In 2014, the heavyweight athlete turned his talents to mixed martial arts, and he took to his new sport like a duck to water.
However, he soon faced responsibility at home that he admits no amount of training had prepared him for.
“My biggest hardship has been outside the sport, to be honest. I got married, I had a kid, and that’s been the biggest challenge for me,” Bhullar says.
“I’ve been doing wrestling my whole life. I know how to compete. I know how to train. I copied the same formula for mixed martial arts. Getting married and having a kid was a huge challenge.”
He says that he was scared knowing he now has people that depend on him, and he feared he could not give his athletic goals the focus he needed.
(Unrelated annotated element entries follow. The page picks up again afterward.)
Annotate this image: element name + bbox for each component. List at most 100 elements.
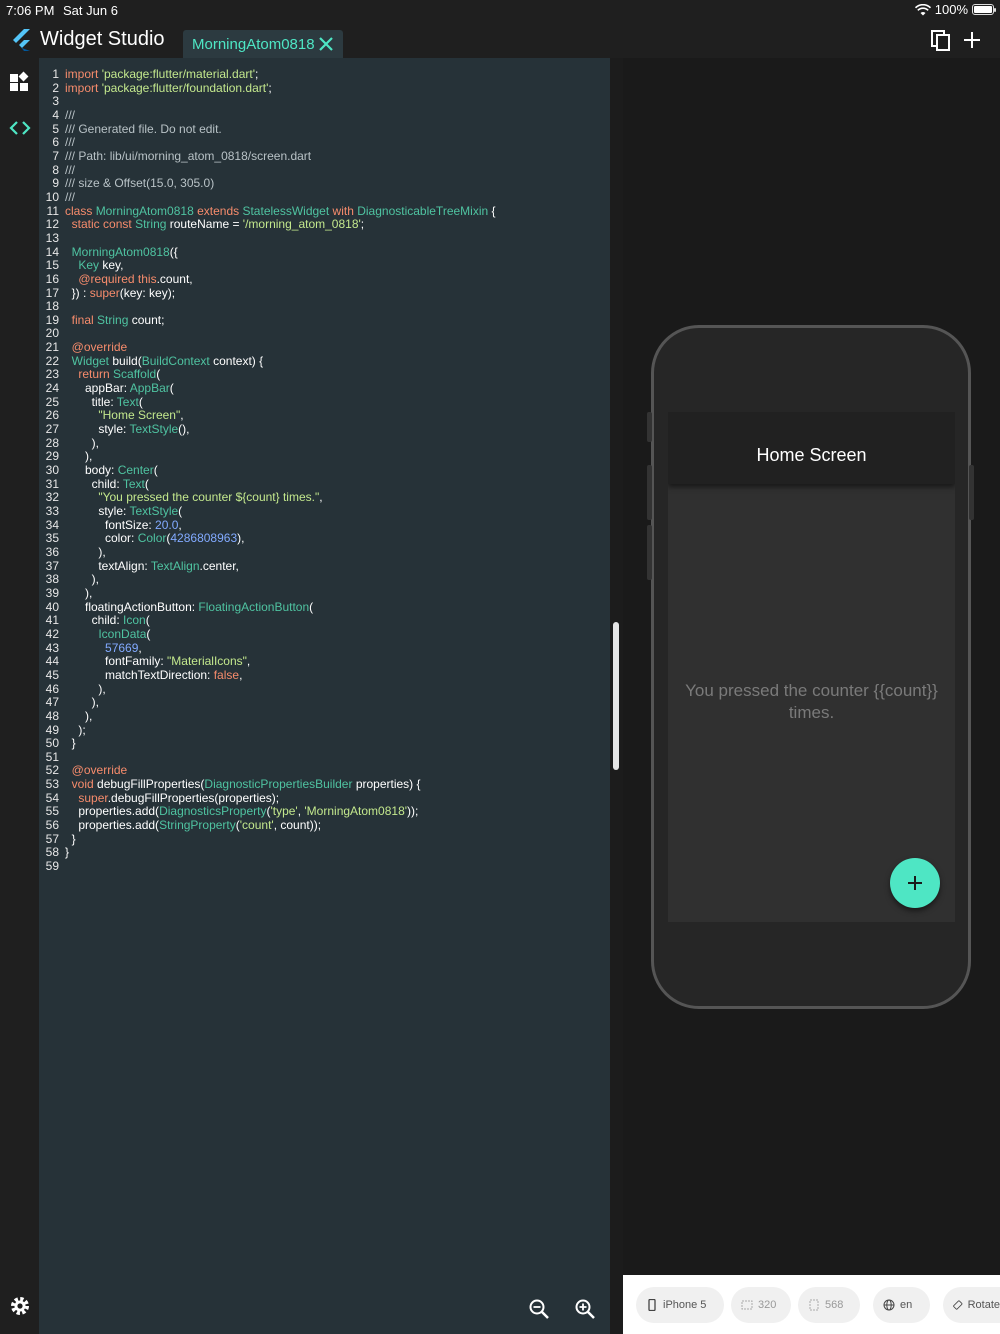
code-editor[interactable]: 1 import 'package:flutter/material.dart';… <box>39 58 610 1334</box>
code-line[interactable]: 5/// Generated file. Do not edit. <box>39 122 496 137</box>
code-line[interactable]: 43 57669, <box>39 640 496 656</box>
code-line[interactable]: 20 <box>39 327 496 341</box>
code-line[interactable]: 28 ), <box>39 436 496 451</box>
code-content[interactable]: 1 import 'package:flutter/material.dart';… <box>39 67 496 874</box>
code-line[interactable]: 45 matchTextDirection: false, <box>39 668 496 683</box>
code-line[interactable]: 14 MorningAtom0818({ <box>39 244 496 260</box>
code-line[interactable]: 51 <box>39 750 496 765</box>
line-number: 39 <box>45 585 59 600</box>
floating-action-button[interactable] <box>890 858 940 908</box>
code-line[interactable]: 50 } <box>39 736 496 751</box>
code-line[interactable]: 29 ), <box>39 450 496 464</box>
line-number: 59 <box>45 859 59 874</box>
code-line[interactable]: 44 fontFamily: "MaterialIcons", <box>39 654 496 669</box>
width-field[interactable]: 320 <box>731 1287 791 1323</box>
device-side-button <box>647 525 652 580</box>
code-line[interactable]: 59 <box>39 859 496 874</box>
zoom-out-icon[interactable] <box>528 1298 550 1320</box>
line-number: 9 <box>52 176 59 191</box>
tab-label: MorningAtom0818 <box>192 36 315 53</box>
code-line[interactable]: 4/// <box>39 108 496 123</box>
code-line[interactable]: 2 import 'package:flutter/foundation.dart… <box>39 80 496 96</box>
line-number: 43 <box>45 640 59 655</box>
code-line[interactable]: 24 appBar: AppBar( <box>39 381 496 396</box>
code-line[interactable]: 31 child: Text( <box>39 476 496 492</box>
code-line[interactable]: 57 } <box>39 831 496 847</box>
code-line[interactable]: 12 static const String routeName = '/mor… <box>39 217 496 232</box>
code-line[interactable]: 52 @override <box>39 764 496 778</box>
line-number: 30 <box>45 463 59 478</box>
code-line[interactable]: 1 import 'package:flutter/material.dart'; <box>39 67 496 82</box>
code-line[interactable]: 21 @override <box>39 340 496 355</box>
device-side-button <box>969 465 974 520</box>
code-line[interactable]: 39 ), <box>39 585 496 601</box>
code-line[interactable]: 49 ); <box>39 723 496 738</box>
code-line[interactable]: 8/// <box>39 163 496 178</box>
widgets-icon[interactable] <box>8 70 32 94</box>
zoom-in-icon[interactable] <box>574 1298 596 1320</box>
code-line[interactable]: 41 child: Icon( <box>39 613 496 628</box>
code-line[interactable]: 16 @required this.count, <box>39 272 496 287</box>
code-line[interactable]: 15 Key key, <box>39 258 496 273</box>
code-line[interactable]: 17 }) : super(key: key); <box>39 286 496 301</box>
code-line[interactable]: 23 return Scaffold( <box>39 368 496 382</box>
code-line[interactable]: 35 color: Color(4286808963), <box>39 531 496 546</box>
code-line[interactable]: 47 ), <box>39 696 496 710</box>
close-icon[interactable] <box>317 35 335 53</box>
code-line[interactable]: 27 style: TextStyle(), <box>39 422 496 437</box>
code-line[interactable]: 30 body: Center( <box>39 463 496 478</box>
line-number: 37 <box>45 558 59 573</box>
code-line[interactable]: 13 <box>39 231 496 246</box>
code-line[interactable]: 38 ), <box>39 573 496 587</box>
code-line[interactable]: 25 title: Text( <box>39 395 496 410</box>
code-line[interactable]: 46 ), <box>39 682 496 697</box>
code-line[interactable]: 34 fontSize: 20.0, <box>39 518 496 533</box>
line-number: 2 <box>52 80 59 95</box>
code-line[interactable]: 37 textAlign: TextAlign.center, <box>39 558 496 574</box>
code-line[interactable]: 6/// <box>39 135 496 150</box>
code-line[interactable]: 56 properties.add(StringProperty('count'… <box>39 818 496 833</box>
code-line[interactable]: 3 <box>39 95 496 109</box>
line-number: 57 <box>45 831 59 846</box>
device-name: iPhone 5 <box>663 1299 707 1311</box>
device-selector[interactable]: iPhone 5 <box>636 1287 724 1323</box>
code-line[interactable]: 54 super.debugFillProperties(properties)… <box>39 791 496 806</box>
status-time: 7:06 PM <box>6 3 55 18</box>
code-line[interactable]: 33 style: TextStyle( <box>39 504 496 519</box>
code-line[interactable]: 55 properties.add(DiagnosticsProperty('t… <box>39 805 496 819</box>
status-date: Sat Jun 6 <box>63 3 118 18</box>
line-number: 56 <box>45 818 59 833</box>
locale-selector[interactable]: en <box>873 1287 930 1323</box>
code-line[interactable]: 26 "Home Screen", <box>39 409 496 423</box>
code-line[interactable]: 36 ), <box>39 544 496 560</box>
battery-percent: 100% <box>934 2 968 17</box>
copy-icon[interactable] <box>929 28 953 52</box>
code-line[interactable]: 11 class MorningAtom0818 extends Stateles… <box>39 204 496 219</box>
scrollbar-thumb[interactable] <box>613 622 619 770</box>
code-line[interactable]: 19 final String count; <box>39 313 496 328</box>
code-line[interactable]: 18 <box>39 299 496 314</box>
line-number: 35 <box>45 531 59 546</box>
line-number: 36 <box>45 544 59 559</box>
code-icon[interactable] <box>8 116 32 140</box>
code-line[interactable]: 42 IconData( <box>39 627 496 642</box>
tab-morningatom0818[interactable]: MorningAtom0818 <box>183 30 343 58</box>
code-line[interactable]: 32 "You pressed the counter ${count} tim… <box>39 491 496 505</box>
add-icon[interactable] <box>960 28 984 52</box>
code-line[interactable]: 9/// size & Offset(15.0, 305.0) <box>39 176 496 191</box>
code-line[interactable]: 10/// <box>39 190 496 205</box>
code-line[interactable]: 22 Widget build(BuildContext context) { <box>39 353 496 369</box>
line-number: 29 <box>45 449 59 464</box>
code-line[interactable]: 7/// Path: lib/ui/morning_atom_0818/scre… <box>39 149 496 164</box>
code-line[interactable]: 58} <box>39 846 496 860</box>
gear-icon[interactable] <box>8 1294 32 1318</box>
code-line[interactable]: 40 floatingActionButton: FloatingActionB… <box>39 600 496 615</box>
rotate-button[interactable]: Rotate <box>943 1287 1000 1323</box>
line-number: 31 <box>45 476 59 491</box>
line-number: 22 <box>45 353 59 368</box>
height-field[interactable]: 568 <box>798 1287 860 1323</box>
code-line[interactable]: 53 void debugFillProperties(DiagnosticPr… <box>39 777 496 792</box>
line-number: 14 <box>45 244 59 259</box>
line-number: 48 <box>45 708 59 723</box>
code-line[interactable]: 48 ), <box>39 708 496 724</box>
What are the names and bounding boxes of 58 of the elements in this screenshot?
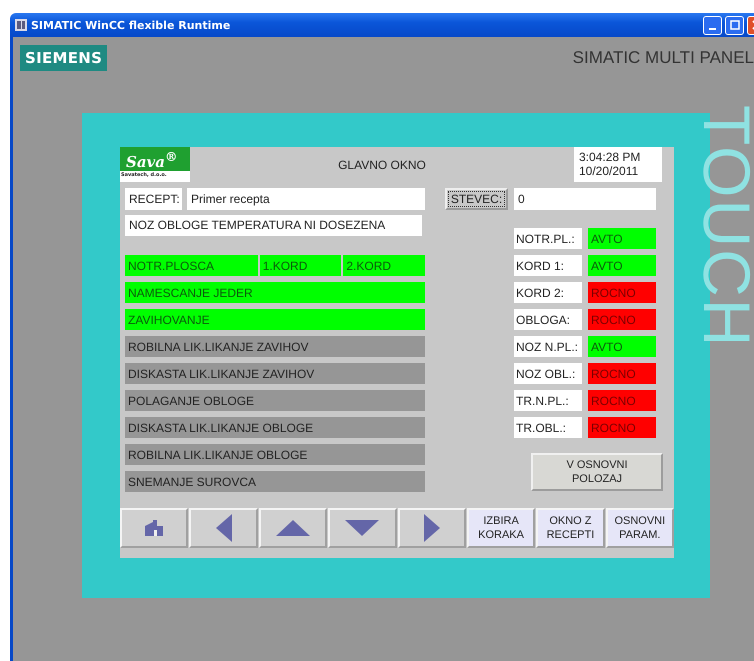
nav-button[interactable]: OSNOVNI PARAM. (606, 508, 674, 548)
alarm-message: NOZ OBLOGE TEMPERATURA NI DOSEZENA (125, 215, 422, 236)
home-position-button[interactable]: V OSNOVNI POLOZAJ (531, 453, 663, 491)
nav-button[interactable] (258, 508, 328, 548)
recipe-field: Primer recepta (187, 188, 425, 210)
mode-indicator: ROCNO (588, 363, 656, 384)
mode-label: OBLOGA: (514, 309, 582, 330)
panel-model: SIMATIC MULTI PANEL (572, 48, 754, 68)
mode-indicator: AVTO (588, 255, 656, 276)
maximize-icon (730, 20, 740, 30)
mode-label: KORD 1: (514, 255, 582, 276)
mode-indicator: ROCNO (588, 309, 656, 330)
step-indicator: SNEMANJE SUROVCA (125, 471, 425, 492)
step-indicator: ZAVIHOVANJE (125, 309, 425, 330)
up-arrow-icon (276, 520, 310, 536)
app-icon (14, 18, 28, 32)
nav-button[interactable]: OKNO Z RECEPTI (536, 508, 605, 548)
step-indicator: ROBILNA LIK.LIKANJE OBLOGE (125, 444, 425, 465)
down-arrow-icon (345, 520, 380, 536)
touch-label: TOUCH (689, 105, 754, 348)
brand-logo: SIEMENS (20, 45, 108, 71)
nav-button[interactable] (398, 508, 466, 548)
mode-label: NOZ N.PL.: (514, 336, 582, 357)
screen-title: GLAVNO OKNO (337, 157, 427, 174)
mode-indicator: ROCNO (588, 282, 656, 303)
maximize-button[interactable] (725, 16, 744, 34)
mode-label: NOTR.PL.: (514, 228, 582, 249)
nav-button[interactable] (120, 508, 188, 548)
step-indicator: 1.KORD (260, 255, 342, 276)
house-icon (145, 520, 164, 536)
nav-button[interactable] (328, 508, 396, 548)
step-indicator: 2.KORD (343, 255, 425, 276)
clock-display: 3:04:28 PM 10/20/2011 (574, 147, 662, 182)
mode-indicator: AVTO (588, 228, 656, 249)
mode-label: TR.OBL.: (514, 417, 582, 438)
mode-label: TR.N.PL.: (514, 390, 582, 411)
mode-label: NOZ OBL.: (514, 363, 582, 384)
counter-button[interactable]: STEVEC: (445, 188, 508, 210)
nav-button[interactable] (189, 508, 258, 548)
window-title: SIMATIC WinCC flexible Runtime (31, 18, 232, 32)
mode-label: KORD 2: (514, 282, 582, 303)
company-logo: Sava$^{®}$ (120, 147, 190, 171)
step-indicator: DISKASTA LIK.LIKANJE OBLOGE (125, 417, 425, 438)
mode-indicator: ROCNO (588, 390, 656, 411)
step-indicator: DISKASTA LIK.LIKANJE ZAVIHOV (125, 363, 425, 384)
nav-button[interactable]: IZBIRA KORAKA (466, 508, 536, 548)
step-indicator: POLAGANJE OBLOGE (125, 390, 425, 411)
mode-indicator: ROCNO (588, 417, 656, 438)
mode-indicator: AVTO (588, 336, 656, 357)
step-indicator: ROBILNA LIK.LIKANJE ZAVIHOV (125, 336, 425, 357)
minimize-icon (709, 28, 716, 30)
recipe-label: RECEPT: (125, 188, 182, 210)
step-indicator: NAMESCANJE JEDER (125, 282, 425, 303)
minimize-button[interactable] (703, 16, 722, 34)
step-indicator: NOTR.PLOSCA (125, 255, 258, 276)
counter-field: 0 (514, 188, 656, 210)
left-arrow-icon (216, 514, 232, 542)
right-arrow-icon (424, 514, 440, 542)
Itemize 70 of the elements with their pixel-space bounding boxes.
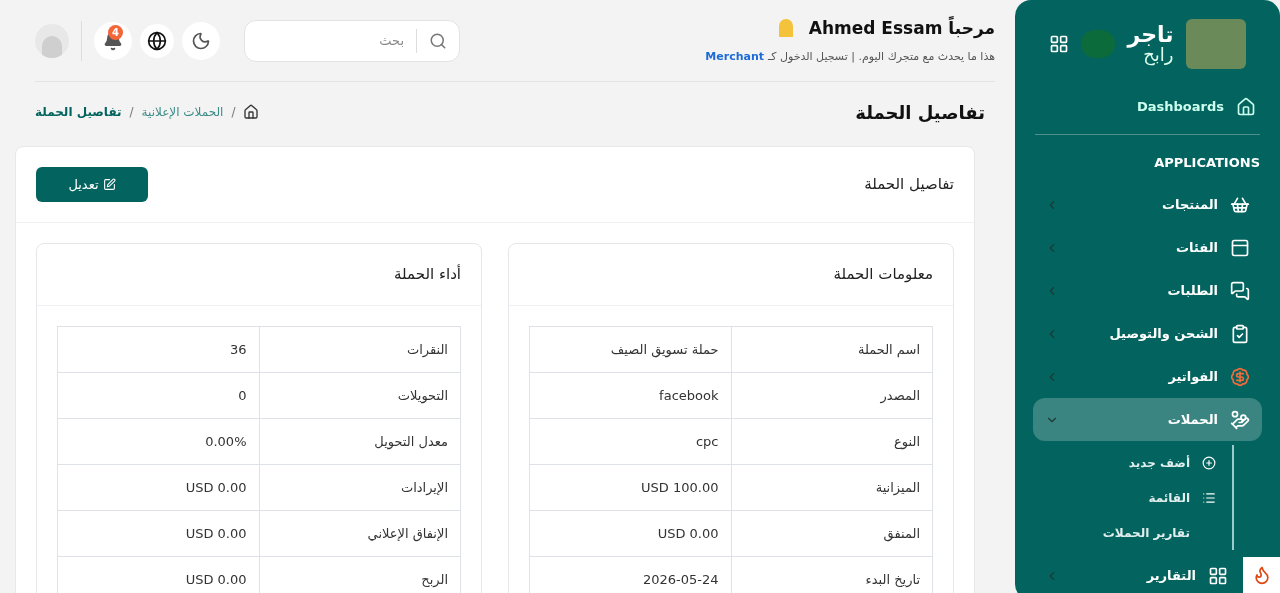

Luckily, his family was there to help give him the support he needed to stay on course in his career.
“Training and competing, I’ve done that forever. It’s selfish being an athlete. Now you have to learn to live for someone else and think of them first,” Bhullar explains.
“The whole family came together even for that, which is a tremendous amount of support. I’m lucky to have that in my life.”
One Billion Strong
Bhullar arrives in The Home Of Martial Arts with an impressive 9-1 record and designs on the ONE Heavyweight World Title, but that is not all.
As a proud Indian, “Singh” wants to pave the way for some of the billion-strong population from his ancestral home.
The country has a long and rich martial arts culture, and he would like to see that reflected on the global stage.
“My goals when I got into the sport were to be a World Champion and [create] a lasting legacy by opening up the market in India, and champion the sport in the country, which I know I can do,” Bhullar says.
“[ONE] signed a huge TV deal in India. They’ve said that they hope to expand into India in 2020 and they need a hero.”
If Bhullar can begin with a win against a dangerous former ONE Heavyweight World Title Challenger like Cerilli, he will start to fill those shoes.